Abstract
Objective:
To evaluate the anticoagulation therapy of subsegmental nonocclusive filter-related thrombus and identify the risk factors affecting the change in thrombus volume.
Methods:
A single-center retrospective study was performed to review patients who received inferior vena cava filter (IVCF) placements and retrievals from July 2018 to December 2023. Patients with subsegmental nonocclusive filter-related thrombus were included in this study, and clinical data, such as demographics, baseline medical history, types of IVCFs, locations of IVCFs, endovascular management, duration of anticoagulation, and outcomes were collected.
Results:
Based on IVCF location, 32 patients, including 17 men and 15 women (age: 60.94±13.47) were enrolled into infrarenal IVCF group (infra-group), 38 patients, including 28 men and 10 women (age 54.97±12.48) were enrolled into suprarenal IVCF group (supra-group).
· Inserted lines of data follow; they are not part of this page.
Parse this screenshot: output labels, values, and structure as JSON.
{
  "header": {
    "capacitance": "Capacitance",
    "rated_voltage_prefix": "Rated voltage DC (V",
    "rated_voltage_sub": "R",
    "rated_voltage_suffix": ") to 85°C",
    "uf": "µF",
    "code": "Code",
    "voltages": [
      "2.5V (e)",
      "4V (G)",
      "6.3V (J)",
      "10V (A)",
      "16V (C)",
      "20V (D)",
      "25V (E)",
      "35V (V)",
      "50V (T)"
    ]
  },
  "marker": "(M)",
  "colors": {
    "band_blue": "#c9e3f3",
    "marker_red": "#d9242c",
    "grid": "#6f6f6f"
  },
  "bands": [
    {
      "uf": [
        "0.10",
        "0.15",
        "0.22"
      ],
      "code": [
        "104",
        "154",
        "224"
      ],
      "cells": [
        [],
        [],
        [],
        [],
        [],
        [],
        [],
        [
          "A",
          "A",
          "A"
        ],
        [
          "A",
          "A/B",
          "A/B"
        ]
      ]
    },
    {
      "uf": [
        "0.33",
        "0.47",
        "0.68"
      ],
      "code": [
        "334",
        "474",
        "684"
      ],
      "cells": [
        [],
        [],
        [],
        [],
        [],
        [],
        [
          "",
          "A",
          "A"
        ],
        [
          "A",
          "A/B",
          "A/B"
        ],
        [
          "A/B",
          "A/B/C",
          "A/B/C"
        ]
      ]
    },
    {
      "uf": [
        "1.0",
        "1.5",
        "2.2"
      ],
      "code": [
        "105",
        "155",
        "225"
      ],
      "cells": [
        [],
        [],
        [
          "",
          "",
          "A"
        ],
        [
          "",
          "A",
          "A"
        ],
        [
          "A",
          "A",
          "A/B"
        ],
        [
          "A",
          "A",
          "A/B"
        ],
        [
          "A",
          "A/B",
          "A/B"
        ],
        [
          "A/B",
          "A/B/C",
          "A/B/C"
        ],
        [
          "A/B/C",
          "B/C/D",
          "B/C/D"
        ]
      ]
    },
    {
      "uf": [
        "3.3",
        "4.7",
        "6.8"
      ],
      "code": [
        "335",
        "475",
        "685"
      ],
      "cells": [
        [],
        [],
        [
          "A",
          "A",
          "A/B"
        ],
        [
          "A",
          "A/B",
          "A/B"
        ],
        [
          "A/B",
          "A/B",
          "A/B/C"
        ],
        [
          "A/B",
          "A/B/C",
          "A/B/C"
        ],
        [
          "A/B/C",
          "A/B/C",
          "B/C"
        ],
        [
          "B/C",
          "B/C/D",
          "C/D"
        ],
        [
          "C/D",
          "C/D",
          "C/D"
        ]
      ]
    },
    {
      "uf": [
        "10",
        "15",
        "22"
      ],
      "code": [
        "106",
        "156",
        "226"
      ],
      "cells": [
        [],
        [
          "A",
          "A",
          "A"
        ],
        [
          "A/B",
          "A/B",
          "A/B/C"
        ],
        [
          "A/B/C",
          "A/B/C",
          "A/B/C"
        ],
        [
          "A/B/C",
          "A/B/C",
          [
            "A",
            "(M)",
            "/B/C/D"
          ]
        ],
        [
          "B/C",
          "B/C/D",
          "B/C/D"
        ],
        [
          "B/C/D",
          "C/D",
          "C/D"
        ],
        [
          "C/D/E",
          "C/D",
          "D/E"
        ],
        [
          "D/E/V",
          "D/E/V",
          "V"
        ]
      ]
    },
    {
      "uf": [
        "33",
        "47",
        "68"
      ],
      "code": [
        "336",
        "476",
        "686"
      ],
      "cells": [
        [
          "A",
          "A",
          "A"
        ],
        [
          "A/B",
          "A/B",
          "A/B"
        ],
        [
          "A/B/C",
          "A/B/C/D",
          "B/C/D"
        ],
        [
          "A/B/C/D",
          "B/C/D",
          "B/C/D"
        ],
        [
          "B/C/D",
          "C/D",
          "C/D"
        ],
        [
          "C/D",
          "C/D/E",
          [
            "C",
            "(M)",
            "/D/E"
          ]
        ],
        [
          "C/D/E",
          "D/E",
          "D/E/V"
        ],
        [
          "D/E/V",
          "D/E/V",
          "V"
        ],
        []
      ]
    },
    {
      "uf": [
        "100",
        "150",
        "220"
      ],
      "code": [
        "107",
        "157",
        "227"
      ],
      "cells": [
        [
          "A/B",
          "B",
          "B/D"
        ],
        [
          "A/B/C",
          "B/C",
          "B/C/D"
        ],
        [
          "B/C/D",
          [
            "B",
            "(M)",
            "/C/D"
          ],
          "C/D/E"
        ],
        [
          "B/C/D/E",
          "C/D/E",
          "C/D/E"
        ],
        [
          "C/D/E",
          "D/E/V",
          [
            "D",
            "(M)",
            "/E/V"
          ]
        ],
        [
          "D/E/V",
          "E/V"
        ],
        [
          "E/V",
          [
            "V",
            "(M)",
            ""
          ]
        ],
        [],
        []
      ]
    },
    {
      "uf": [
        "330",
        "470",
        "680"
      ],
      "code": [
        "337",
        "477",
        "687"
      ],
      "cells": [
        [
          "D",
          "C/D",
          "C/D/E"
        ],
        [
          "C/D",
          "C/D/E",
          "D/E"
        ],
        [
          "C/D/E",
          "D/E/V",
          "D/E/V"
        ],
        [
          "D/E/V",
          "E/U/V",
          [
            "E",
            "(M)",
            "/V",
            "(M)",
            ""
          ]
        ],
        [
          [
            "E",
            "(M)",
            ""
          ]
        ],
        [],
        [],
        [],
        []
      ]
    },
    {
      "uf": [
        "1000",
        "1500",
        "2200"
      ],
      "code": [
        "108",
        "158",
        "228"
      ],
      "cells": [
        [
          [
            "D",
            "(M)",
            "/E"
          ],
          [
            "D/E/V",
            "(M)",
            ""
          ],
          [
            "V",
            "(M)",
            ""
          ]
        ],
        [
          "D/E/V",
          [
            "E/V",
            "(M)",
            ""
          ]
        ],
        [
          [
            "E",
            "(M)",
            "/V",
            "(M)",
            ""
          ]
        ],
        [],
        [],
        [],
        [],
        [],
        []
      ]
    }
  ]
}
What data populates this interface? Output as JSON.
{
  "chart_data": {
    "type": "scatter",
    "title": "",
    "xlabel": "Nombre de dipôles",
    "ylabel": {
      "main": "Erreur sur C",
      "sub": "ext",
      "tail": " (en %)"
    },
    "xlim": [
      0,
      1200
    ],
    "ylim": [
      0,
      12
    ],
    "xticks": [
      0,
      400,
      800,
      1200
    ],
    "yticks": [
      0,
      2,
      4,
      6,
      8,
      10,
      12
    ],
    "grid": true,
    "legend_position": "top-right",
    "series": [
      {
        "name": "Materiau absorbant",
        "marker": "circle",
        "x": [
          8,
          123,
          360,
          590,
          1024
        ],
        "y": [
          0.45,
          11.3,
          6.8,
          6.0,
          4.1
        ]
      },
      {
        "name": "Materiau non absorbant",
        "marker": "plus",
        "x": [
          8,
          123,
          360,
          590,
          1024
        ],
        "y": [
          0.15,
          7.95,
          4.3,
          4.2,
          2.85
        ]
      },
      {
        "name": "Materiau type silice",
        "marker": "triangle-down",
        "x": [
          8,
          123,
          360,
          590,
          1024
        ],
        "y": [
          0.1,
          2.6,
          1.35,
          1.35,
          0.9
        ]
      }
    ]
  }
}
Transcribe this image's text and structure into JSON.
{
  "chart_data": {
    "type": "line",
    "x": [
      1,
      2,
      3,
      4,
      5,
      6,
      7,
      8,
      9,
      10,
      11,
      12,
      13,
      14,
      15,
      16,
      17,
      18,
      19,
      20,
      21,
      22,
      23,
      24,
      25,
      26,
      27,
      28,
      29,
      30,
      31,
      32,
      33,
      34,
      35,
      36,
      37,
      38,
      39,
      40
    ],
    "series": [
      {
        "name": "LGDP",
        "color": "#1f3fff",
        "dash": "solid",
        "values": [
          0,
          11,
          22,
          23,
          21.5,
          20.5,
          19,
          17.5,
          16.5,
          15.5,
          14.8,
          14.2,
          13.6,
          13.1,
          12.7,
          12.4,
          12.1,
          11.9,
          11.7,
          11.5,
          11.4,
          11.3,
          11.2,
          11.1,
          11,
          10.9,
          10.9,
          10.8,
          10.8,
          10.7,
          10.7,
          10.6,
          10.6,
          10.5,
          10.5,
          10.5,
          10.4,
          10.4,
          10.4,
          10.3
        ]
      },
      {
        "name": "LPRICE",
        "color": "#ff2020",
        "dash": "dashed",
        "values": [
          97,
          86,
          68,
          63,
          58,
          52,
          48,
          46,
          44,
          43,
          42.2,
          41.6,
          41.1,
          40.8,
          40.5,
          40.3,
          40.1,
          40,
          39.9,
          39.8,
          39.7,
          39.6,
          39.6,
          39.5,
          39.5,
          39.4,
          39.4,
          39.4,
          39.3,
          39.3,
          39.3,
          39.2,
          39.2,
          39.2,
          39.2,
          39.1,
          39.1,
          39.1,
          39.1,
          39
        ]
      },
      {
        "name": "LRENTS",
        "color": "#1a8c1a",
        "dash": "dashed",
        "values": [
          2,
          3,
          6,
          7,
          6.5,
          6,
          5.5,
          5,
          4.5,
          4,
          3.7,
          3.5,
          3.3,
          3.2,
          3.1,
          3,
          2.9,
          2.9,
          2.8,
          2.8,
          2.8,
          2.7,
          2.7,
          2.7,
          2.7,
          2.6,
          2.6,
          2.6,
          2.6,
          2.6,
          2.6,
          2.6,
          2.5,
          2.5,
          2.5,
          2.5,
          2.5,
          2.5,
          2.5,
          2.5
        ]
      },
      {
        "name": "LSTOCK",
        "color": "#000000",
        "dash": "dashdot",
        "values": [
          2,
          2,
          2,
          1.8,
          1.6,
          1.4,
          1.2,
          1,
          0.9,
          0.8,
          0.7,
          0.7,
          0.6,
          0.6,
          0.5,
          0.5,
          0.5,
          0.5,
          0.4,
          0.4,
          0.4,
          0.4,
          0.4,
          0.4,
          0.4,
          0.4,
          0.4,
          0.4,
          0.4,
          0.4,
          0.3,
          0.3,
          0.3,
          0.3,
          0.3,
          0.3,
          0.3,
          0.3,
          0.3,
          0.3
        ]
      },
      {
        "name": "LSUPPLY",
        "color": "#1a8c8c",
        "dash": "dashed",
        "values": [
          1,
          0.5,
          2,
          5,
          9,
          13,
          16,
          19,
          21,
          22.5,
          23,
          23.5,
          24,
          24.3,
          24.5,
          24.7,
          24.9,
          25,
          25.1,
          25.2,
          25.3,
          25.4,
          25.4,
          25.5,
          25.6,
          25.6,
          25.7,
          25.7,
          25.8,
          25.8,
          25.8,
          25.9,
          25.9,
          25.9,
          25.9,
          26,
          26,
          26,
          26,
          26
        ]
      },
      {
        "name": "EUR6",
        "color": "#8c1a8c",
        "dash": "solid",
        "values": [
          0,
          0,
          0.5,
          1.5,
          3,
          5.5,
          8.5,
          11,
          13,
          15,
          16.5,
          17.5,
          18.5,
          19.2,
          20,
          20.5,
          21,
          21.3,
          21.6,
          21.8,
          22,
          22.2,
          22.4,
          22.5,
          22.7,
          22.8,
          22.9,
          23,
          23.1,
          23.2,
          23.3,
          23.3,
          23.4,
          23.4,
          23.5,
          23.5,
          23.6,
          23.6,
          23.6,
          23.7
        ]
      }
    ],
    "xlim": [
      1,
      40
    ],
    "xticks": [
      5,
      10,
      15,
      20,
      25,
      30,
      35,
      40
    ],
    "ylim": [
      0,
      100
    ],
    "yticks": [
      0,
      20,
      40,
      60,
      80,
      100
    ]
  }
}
Demographics, baseline medical history, lower extremity deep vein thrombosis (DVT) characteristics, initial IVCF placement indications, IVCF types, endovascular therapy choice, and the reasons of additional anticoagulation were found no significant difference between the 2 groups (p>0.05). Additional anticoagulation time before IVCF removal in supra-group was significantly longer than infra-group (74.47±42.85 vs 51.25±25.99 p<0.05). After additional anticoagulation, most filter-related thrombus was resolved completely (34/38 vs 20/32) or partially (4/38 vs 9/32), and only 3 patients in infra-group suffered progressed filter-related thrombus. Supra-group had a significantly better outcome of filter-related thrombus than the infra-group (p<0.05).
Conclusion:
Anticoagulation therapy could reduce subsegmental nonocclusive filter-related thrombus burden. Longer anticoagulation period and suprarenal IVCF placement may be the factors influencing the thrombus resolve.
Clinical Impact
The present study found out anticoagulation therapy could reduce subsegmental nonocclusive filter-related thrombus burden, which may provide a better option for filter-related thrombus and improve the retrieval rate of inferior vena cava filters.